Na verdade, Baricco não é um desconhecido. Já vinha ocupando, como crítico musical, uma das colunas do prestigioso jornal La Reppublica, antes de ser contratado pela RAI 3 para dois programas de sucesso: um sobre música e outro sobre livros: "São programas que ainda podem representar uma espécie de clareira na floresta, onde as pessoas que escapam (do "império") podem refugiar-se. São aventuras, só para uma minoria" diz o autor. Ele ainda acredita na leitura como instrumento de vanguarda, tanto que montou, em Turim, um laboratório de narrativa, onde, entre outras coisas, ensina como curar a "anemia de desejos" a que julga afeitos os italianos de hoje.
Mas o que tem de tão espetacular este Seda, que pode ser lido, sem parar, numa única noite? Que há de especial no livro que conta a história, que se passa por volta de 1860, de um jovem do sul da França (Hervé Joncour), que é enviado pelo mais sábio dos aldeões (Baldabiou) até o desconhecido Japão, para buscar ovos de bicho-da-seda, visto que os da Europa são contaminados por uma estranha epidemia?

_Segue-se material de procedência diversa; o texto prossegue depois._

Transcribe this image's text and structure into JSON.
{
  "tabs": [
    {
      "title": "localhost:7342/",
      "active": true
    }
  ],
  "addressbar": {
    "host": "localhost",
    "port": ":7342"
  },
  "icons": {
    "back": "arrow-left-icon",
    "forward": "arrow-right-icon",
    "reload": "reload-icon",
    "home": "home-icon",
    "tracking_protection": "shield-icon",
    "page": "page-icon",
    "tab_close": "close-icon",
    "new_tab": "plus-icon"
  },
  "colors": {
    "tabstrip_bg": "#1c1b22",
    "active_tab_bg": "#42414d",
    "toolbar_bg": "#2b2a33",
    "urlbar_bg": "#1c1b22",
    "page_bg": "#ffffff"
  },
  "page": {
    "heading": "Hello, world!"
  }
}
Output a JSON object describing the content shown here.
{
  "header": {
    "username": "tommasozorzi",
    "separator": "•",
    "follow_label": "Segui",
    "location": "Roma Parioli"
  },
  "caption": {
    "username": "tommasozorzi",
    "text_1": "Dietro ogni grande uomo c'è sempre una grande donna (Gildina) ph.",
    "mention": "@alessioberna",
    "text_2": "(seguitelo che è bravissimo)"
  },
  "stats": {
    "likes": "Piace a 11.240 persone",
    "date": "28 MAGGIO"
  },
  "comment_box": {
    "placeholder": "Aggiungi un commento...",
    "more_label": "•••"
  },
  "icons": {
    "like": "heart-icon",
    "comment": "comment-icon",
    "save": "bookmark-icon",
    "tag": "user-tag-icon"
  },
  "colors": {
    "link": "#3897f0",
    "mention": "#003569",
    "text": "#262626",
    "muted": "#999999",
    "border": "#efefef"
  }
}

Bem, basicamente, Seda consegue ser o livro que todos gostariam de ler. Os que apreciam a ação são logo introduzidos num clima tipo western de movimentos cíclicos e falas essenciais, onde o spaguetti (no bom sentido) fica por conta do engraçado das situações (felizmente preservado pela boa tradução): "Encontrou Baldabiou no bilhar do café Verdun. Jogava sempre sozinho, contra si mesmo. Estranhas partidas. O normal contra o aleijado, era como as chamava. Dava uma tacada, normalmente, e a seguinte, somente com uma das mãos. No dia em que o aleijado vencer dizia vou embora desta cidade. Há anos que o aleijado perdia". Para quem gosta de suspense, basta acompanhar os vaticínios do lago Baikal ou os lances dos encontros de Hervé com o shogun: "Mal havia deixado as últimas casas do lugar quando um homem o alcançou correndo, e o fez parar. Disse-lhe qualquer coisa em tom alterado e peremptório, e depois o escoltou de volta com firme cortesia. Hervé Joncour não falava japonês, e sequer entendia uma só palavra. Mas compreendeu que Hara Kei queria vê-lo".

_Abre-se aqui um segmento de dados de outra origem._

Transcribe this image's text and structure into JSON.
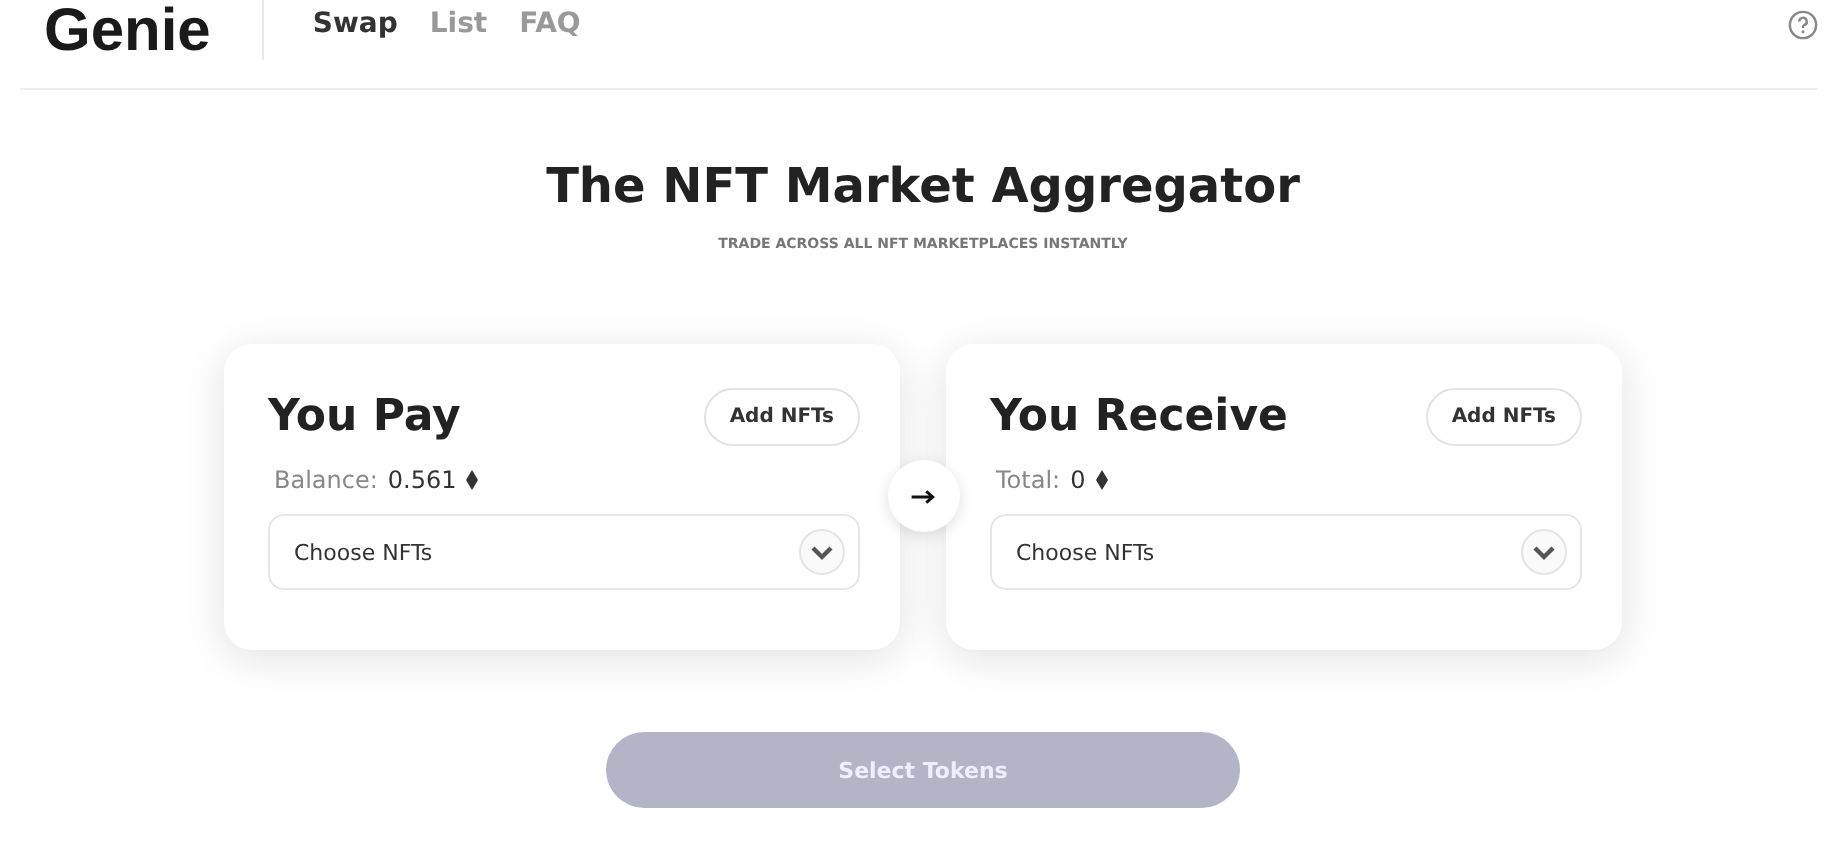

Quem se sente atraído pelo erótico literário poderá deliciar-se com a ambiência que envolve, num crescendo, a misteriosa jovem por quem Hervé se apaixona.: "Único sinal visível do seu poder, uma mulher estendida a seu lado, imóvel, a cabeça apoiada em seu colo, os olhos fechados, os braços escondidos sob o amplo vestido vermelho, que se alargava às suas voltas, como uma chama, sobre a esteira de cor cinza. Ele passava lentamente a mão pelos seus cabelos (...)". E daí por diante: fetiches, exotismos, arquétipos, fantasias, tiradas, tacadas, trocadilhos, cacoetes, senhas etc. Mas o que realmente importa é que o livro não fica só nisso. Da leve amálgama de que é feito elevam-se fumos de requintada poesia e, a par da dessacralização pós-moderna de que o autor se utiliza com lúcida estratégia, permanecem momentos de arrebatada grandeza.
Seda, de Alessandro Baricco (Trad. Elia Ferreira Edel) - Rocco, 1997, 103 páginas.
Para Saber Mais:
Alessandro Baricco
Nascido em Turim, em 1958, Alessandro Baricco estreou na literatura aos 33 anos e recebeu vários prêmios internacionais, principalmente por suas obras Oceanomar e Seda. Sucesso de crítica e público, sua obra é chamada na Europa de "pós-moderna" - uma expressão, um conceito com múltiplas interpretações e, talvez, pequena para um autor que já demarcou um espaço digno no universo da literatura mundial. Além de Seda, escreveu também Mundos de vidro, Novecentos e City, todos publicados pela Rocco.